At eight-thirty the water has receded, and I'm thinking about getting the car out of that lot before Maurice come and block me in with his new Shiny Black Lincoln Navigator.
At nine-thirty I have two scrambled eggs, two pieces of buttered toast, and a pint of Bluebell strawberry ice cream.
At ten-thirty Fermin has taken me literally and has shown up with a portable wet/dry vac and is sucking the water from Lolita's carpet. I give him five dollars because that's what I said I would do if he could find a wet/dry, and so he and Hunter will be in candy for the next two hours. The sun comes out and I open all the windows and the hatchback.
Jacque helps me rearrange the pile of garbage in front of Yolanda's.

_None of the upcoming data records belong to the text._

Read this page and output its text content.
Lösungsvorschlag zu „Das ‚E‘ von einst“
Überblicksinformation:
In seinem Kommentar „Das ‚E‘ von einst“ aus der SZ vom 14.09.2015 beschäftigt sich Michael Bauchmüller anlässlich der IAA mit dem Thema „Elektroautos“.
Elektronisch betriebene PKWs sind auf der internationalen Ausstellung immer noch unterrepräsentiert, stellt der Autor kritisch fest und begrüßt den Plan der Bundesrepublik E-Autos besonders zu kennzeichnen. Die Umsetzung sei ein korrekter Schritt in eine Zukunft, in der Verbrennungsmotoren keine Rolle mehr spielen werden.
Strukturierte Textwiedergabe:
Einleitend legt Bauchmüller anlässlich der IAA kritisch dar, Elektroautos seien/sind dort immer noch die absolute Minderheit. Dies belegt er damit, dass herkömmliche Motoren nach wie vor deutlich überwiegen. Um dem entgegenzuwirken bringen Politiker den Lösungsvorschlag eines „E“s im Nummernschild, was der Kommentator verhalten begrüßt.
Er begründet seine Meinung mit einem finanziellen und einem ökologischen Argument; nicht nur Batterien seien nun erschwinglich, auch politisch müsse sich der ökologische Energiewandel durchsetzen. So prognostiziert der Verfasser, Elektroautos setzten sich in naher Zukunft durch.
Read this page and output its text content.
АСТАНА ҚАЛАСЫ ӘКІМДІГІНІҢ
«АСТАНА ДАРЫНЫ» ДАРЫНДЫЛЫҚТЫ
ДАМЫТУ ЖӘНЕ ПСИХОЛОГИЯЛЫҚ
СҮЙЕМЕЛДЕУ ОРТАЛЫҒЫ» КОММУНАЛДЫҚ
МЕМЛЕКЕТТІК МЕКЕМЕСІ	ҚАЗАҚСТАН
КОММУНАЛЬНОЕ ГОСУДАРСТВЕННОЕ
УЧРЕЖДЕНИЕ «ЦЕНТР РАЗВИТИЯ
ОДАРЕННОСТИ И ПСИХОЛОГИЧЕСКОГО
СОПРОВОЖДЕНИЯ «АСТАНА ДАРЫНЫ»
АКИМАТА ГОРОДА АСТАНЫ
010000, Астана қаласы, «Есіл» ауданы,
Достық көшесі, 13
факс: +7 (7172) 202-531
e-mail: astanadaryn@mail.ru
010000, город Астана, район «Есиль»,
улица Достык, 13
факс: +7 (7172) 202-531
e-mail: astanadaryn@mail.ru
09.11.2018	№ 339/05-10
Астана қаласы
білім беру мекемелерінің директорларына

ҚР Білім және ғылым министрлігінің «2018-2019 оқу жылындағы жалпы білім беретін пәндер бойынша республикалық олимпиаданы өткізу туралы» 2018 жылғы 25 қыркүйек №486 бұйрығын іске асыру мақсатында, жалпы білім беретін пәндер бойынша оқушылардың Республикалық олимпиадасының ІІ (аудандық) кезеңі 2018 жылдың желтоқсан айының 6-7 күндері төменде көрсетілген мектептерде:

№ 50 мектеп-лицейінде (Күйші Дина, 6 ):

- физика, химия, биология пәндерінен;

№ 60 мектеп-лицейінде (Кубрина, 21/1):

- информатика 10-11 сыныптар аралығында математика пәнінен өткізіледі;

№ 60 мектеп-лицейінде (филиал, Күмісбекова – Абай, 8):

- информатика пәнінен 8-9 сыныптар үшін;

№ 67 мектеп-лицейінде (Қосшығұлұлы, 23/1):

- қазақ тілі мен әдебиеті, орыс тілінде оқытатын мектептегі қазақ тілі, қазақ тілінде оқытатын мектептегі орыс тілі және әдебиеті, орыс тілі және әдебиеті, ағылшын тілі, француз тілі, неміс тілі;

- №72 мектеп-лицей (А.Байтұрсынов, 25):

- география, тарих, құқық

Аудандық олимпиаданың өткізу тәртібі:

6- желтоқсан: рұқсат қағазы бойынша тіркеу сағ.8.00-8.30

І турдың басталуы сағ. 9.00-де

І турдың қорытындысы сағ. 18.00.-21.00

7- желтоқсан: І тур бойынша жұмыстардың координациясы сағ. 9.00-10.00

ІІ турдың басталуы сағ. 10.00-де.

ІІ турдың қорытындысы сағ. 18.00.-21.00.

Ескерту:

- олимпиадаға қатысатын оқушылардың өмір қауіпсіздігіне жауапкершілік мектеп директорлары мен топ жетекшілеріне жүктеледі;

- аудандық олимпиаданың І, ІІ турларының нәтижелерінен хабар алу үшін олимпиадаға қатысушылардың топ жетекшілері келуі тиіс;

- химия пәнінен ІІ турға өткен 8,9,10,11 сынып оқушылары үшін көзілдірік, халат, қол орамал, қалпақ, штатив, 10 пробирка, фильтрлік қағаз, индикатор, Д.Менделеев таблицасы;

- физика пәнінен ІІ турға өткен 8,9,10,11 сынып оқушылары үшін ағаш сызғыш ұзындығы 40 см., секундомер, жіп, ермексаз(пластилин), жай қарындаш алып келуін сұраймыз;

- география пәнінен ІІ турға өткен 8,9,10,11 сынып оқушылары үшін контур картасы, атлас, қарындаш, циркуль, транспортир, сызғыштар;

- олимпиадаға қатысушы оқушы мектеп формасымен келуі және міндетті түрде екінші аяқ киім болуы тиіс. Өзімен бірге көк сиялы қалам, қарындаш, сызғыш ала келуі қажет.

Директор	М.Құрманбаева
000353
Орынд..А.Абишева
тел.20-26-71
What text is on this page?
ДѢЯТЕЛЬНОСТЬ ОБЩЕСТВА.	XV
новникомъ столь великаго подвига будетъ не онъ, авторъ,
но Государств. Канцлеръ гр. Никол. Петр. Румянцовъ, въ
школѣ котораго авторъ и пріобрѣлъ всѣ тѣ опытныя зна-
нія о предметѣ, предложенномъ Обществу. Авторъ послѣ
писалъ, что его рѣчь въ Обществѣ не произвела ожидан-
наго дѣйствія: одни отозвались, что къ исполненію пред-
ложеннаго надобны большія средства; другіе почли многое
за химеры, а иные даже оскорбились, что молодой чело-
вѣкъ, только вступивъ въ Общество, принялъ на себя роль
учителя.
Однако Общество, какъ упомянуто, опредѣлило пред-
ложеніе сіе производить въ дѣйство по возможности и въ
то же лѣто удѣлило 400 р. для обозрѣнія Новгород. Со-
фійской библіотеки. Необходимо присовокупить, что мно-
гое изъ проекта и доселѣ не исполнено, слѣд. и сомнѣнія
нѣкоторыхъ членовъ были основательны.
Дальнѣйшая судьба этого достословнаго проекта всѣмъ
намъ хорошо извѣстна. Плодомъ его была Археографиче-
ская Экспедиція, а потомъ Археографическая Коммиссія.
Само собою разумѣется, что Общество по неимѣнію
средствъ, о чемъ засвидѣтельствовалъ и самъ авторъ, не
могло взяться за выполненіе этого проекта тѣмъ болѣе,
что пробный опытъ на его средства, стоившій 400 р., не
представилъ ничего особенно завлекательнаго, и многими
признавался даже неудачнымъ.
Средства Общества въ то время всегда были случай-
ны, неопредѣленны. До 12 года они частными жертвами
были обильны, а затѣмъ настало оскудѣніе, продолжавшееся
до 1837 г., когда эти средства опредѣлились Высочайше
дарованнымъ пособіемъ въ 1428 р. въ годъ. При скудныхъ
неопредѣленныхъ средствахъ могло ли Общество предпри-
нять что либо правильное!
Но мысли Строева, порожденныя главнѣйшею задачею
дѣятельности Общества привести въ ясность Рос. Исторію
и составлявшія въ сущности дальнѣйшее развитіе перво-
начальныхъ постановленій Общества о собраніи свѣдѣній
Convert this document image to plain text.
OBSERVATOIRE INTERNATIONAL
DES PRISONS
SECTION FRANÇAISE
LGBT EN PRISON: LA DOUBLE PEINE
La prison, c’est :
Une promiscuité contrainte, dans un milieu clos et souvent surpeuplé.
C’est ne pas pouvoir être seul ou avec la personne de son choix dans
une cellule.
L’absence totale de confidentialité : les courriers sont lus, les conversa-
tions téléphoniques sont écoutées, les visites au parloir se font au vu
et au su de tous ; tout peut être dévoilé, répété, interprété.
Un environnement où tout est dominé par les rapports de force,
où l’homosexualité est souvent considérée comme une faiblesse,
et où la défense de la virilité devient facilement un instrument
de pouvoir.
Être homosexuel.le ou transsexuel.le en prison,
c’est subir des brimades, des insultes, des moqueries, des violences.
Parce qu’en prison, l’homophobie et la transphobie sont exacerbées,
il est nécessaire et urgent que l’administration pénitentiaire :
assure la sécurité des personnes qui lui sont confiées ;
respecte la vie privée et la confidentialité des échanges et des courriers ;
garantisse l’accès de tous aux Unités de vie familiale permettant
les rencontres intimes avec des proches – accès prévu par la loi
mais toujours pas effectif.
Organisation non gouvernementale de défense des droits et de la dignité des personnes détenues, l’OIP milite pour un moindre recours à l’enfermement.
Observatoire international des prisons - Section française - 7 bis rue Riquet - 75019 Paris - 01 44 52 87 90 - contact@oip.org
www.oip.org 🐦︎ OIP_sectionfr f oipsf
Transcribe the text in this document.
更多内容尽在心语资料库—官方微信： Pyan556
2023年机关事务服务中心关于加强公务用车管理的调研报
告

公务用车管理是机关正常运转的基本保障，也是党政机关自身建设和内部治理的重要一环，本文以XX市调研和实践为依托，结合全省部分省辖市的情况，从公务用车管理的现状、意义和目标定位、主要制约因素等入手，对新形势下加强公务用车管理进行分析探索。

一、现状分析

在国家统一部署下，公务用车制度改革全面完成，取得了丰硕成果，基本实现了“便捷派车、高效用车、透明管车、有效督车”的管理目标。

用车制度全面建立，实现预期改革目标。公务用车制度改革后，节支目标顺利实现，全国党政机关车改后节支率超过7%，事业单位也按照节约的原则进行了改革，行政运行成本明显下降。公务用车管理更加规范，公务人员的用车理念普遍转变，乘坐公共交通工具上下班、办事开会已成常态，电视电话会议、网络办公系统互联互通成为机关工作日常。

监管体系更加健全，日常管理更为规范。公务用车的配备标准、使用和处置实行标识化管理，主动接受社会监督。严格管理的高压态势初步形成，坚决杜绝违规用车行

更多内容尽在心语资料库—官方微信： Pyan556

"You could just throw the small pieces back in her house, Jacque. Better than having that stuff scattered all over the sidewalk. Someone might yell at you but you could always point your finger and scream--'Mr. Jim he told me, he
told me, it wasn't me, I'm sorry, I'm sorry, but Mr. Jim told me...'"
"Nah, I wouldn't do that," Jacque says, while flinging a piece of scrap particle board into the center hall of Yolanda's house. A piece of plaster crown molding drops from the fourteen foot ceiling and lands in a puddle of rain water formed by a dip in the wood floor.
At eleven-thirty it starts raining again so I close up the car, and before I know how it happens, there are six children clustered on the porch with me. Erica makes a seat out of my squatting knees, and I hug her because I think she may need it but then I realize it was me that needed it. Ralston refused to go with the ambulance last night so he is holed up at Mama D's. Word is, he needs to be in a hospital. Ten minutes later all the children are gone.
After the tuna casserole, (one of my specialties) there is little left for me to do on this Sunday, so I watch football, read, and sleep.